ANTAR #003

ANTAR #003
ANTAR in the the CITY

The city announced itself before it could be named.

Light stacked upon light. Sound layered over sound. Footsteps moved with intention, not curiosity. Screens spoke more than people did. The air smelled faintly of coffee, metal, and motion.

ANTAR walked through the center carrying a paper cup in one hand and a croissant in the other, as if these were artifacts rather than conveniences. He moved at a pace the city had forgotten how to accommodate. Not slow. Just unhurried. He stopped when he tasted the coffee. Not because it was extraordinary—but because it was precise. Measured. Repeated perfectly across thousands of mornings. He nodded once, approving something invisible.

People noticed him without meaning to. His clothes did not belong to a decade anyone could agree on. His calm did not match the urgency around him. He looked up too often. He smiled at reflections. He paused where no pause was scheduled. A woman slowed her walk.

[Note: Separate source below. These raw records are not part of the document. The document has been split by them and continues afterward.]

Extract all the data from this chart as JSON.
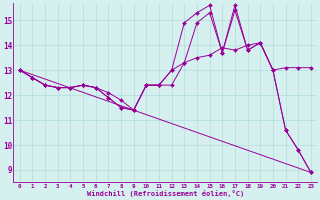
{
  "xlabel": "Windchill (Refroidissement éolien,°C)",
  "bg_color": "#d6f0ef",
  "grid_color": "#b0dede",
  "line_color": "#990099",
  "xlim": [
    -0.5,
    23.5
  ],
  "ylim": [
    8.5,
    15.7
  ],
  "xticks": [
    0,
    1,
    2,
    3,
    4,
    5,
    6,
    7,
    8,
    9,
    10,
    11,
    12,
    13,
    14,
    15,
    16,
    17,
    18,
    19,
    20,
    21,
    22,
    23
  ],
  "yticks": [
    9,
    10,
    11,
    12,
    13,
    14,
    15
  ],
  "series1_x": [
    0,
    1,
    2,
    3,
    4,
    5,
    6,
    7,
    8,
    9,
    10,
    11,
    12,
    13,
    14,
    15,
    16,
    17,
    18,
    19,
    20,
    21,
    22,
    23
  ],
  "series1_y": [
    13.0,
    12.7,
    12.4,
    12.3,
    12.3,
    12.4,
    12.3,
    11.9,
    11.5,
    11.4,
    12.4,
    12.4,
    13.0,
    14.9,
    15.3,
    15.6,
    13.7,
    15.6,
    13.8,
    14.1,
    13.0,
    10.6,
    9.8,
    8.9
  ],
  "series2_x": [
    0,
    1,
    2,
    3,
    4,
    5,
    6,
    7,
    8,
    9,
    10,
    11,
    12,
    13,
    14,
    15,
    16,
    17,
    18,
    19,
    20,
    21,
    22,
    23
  ],
  "series2_y": [
    13.0,
    12.7,
    12.4,
    12.3,
    12.3,
    12.4,
    12.3,
    11.9,
    11.5,
    11.4,
    12.4,
    12.4,
    13.0,
    13.3,
    13.5,
    13.6,
    13.9,
    13.8,
    14.0,
    14.1,
    13.0,
    13.1,
    13.1,
    13.1
  ],
  "series3_x": [
    0,
    1,
    2,
    3,
    4,
    5,
    6,
    7,
    8,
    9,
    10,
    11,
    12,
    13,
    14,
    15,
    16,
    17,
    18,
    19,
    20,
    21,
    22,
    23
  ],
  "series3_y": [
    13.0,
    12.7,
    12.4,
    12.3,
    12.3,
    12.4,
    12.3,
    12.1,
    11.8,
    11.4,
    12.4,
    12.4,
    12.4,
    13.3,
    14.9,
    15.3,
    13.7,
    15.4,
    13.8,
    14.1,
    13.0,
    10.6,
    9.8,
    8.9
  ],
  "series4_x": [
    0,
    23
  ],
  "series4_y": [
    13.0,
    8.9
  ]
}
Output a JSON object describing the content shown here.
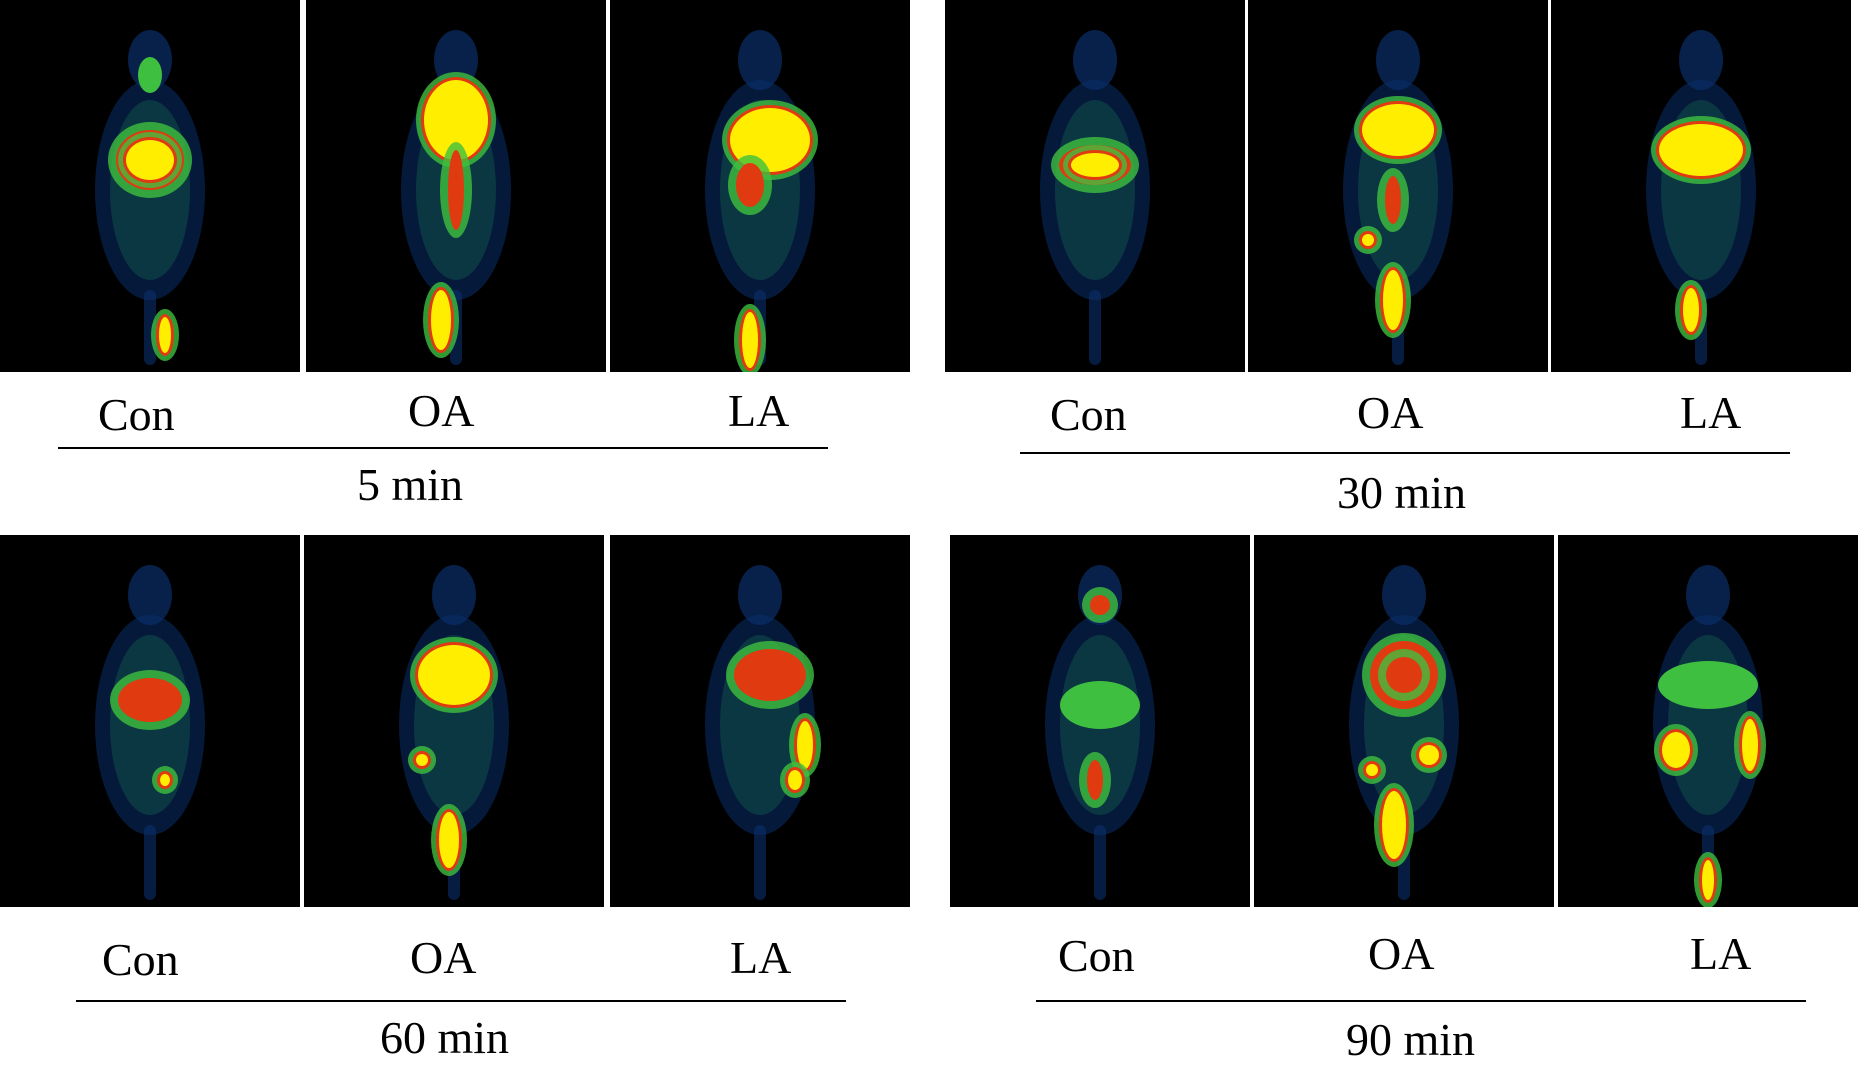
{
  "groups": [
    {
      "time": "5 min",
      "labels": [
        "Con",
        "OA",
        "LA"
      ]
    },
    {
      "time": "30 min",
      "labels": [
        "Con",
        "OA",
        "LA"
      ]
    },
    {
      "time": "60 min",
      "labels": [
        "Con",
        "OA",
        "LA"
      ]
    },
    {
      "time": "90 min",
      "labels": [
        "Con",
        "OA",
        "LA"
      ]
    }
  ],
  "colormap": {
    "background": "#000000",
    "low": "#0a2f6b",
    "mid_low": "#1f8f5a",
    "mid": "#3fbf3f",
    "high": "#e03a10",
    "peak": "#ffee00"
  }
}
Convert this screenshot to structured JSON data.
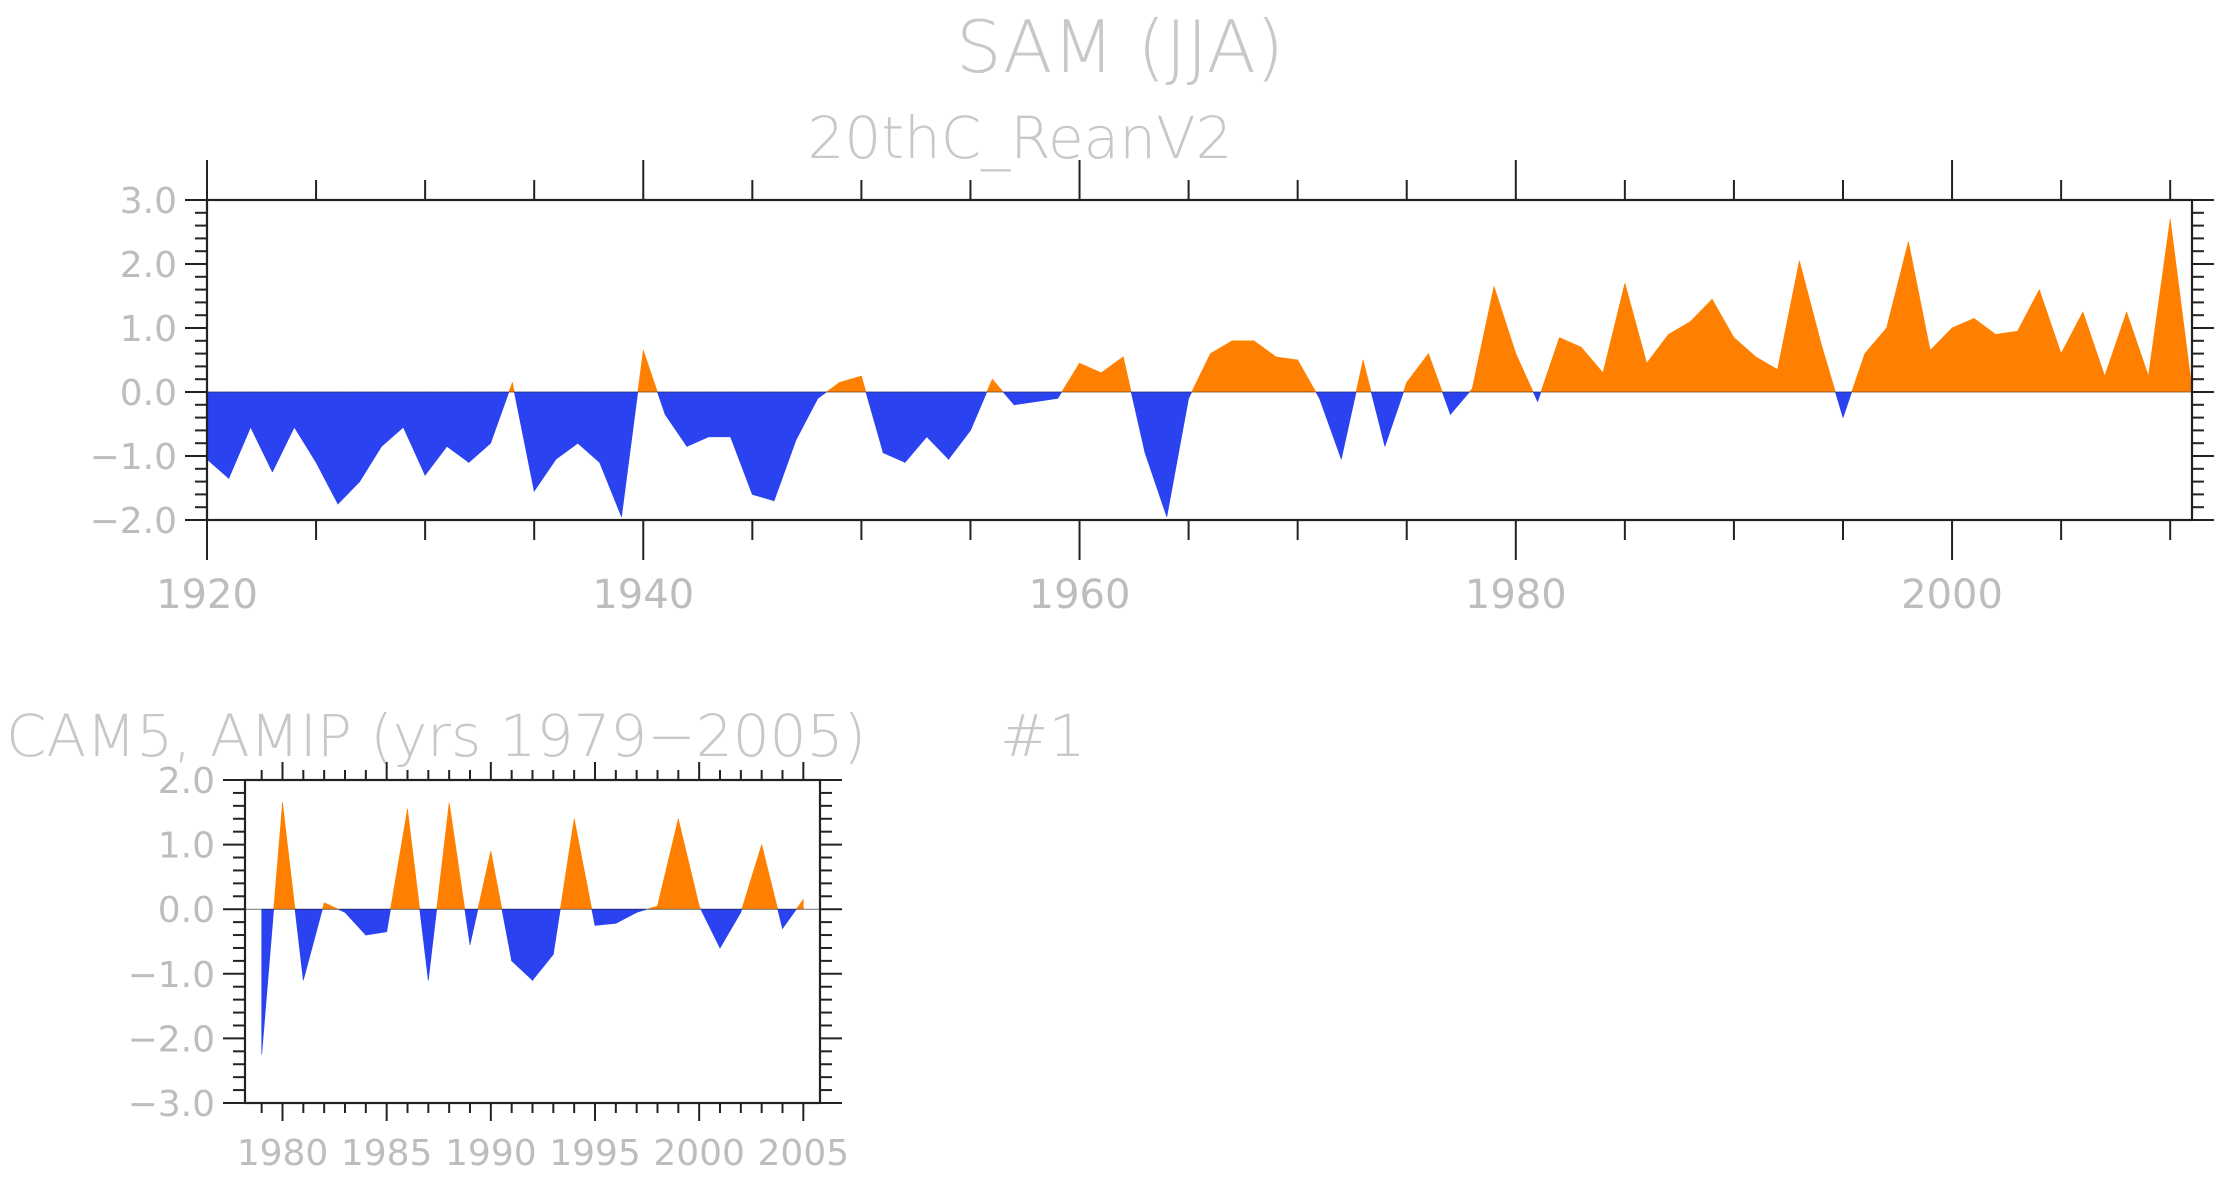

A man removed one earbud, confused. A group glanced back after passing him, unable to explain why.

ANTAR watched the crossing lights change as if they were signals meant for him alone. He observed how people waited even when no cars passed. How rules had replaced trust, and efficiency had replaced wonder. Crumbs fell onto the pavement. No birds approached. That, too, he noticed.

For a brief moment, surrounded by towers of glass and intention, ANTAR looked like a visitor not just to a place—but to a version of humanity moving faster than its thoughts.

When the light turned green, everyone moved. ANTAR waited one extra second. Then he crossed, smiling, as if he had just confirmed that time still bends—even here.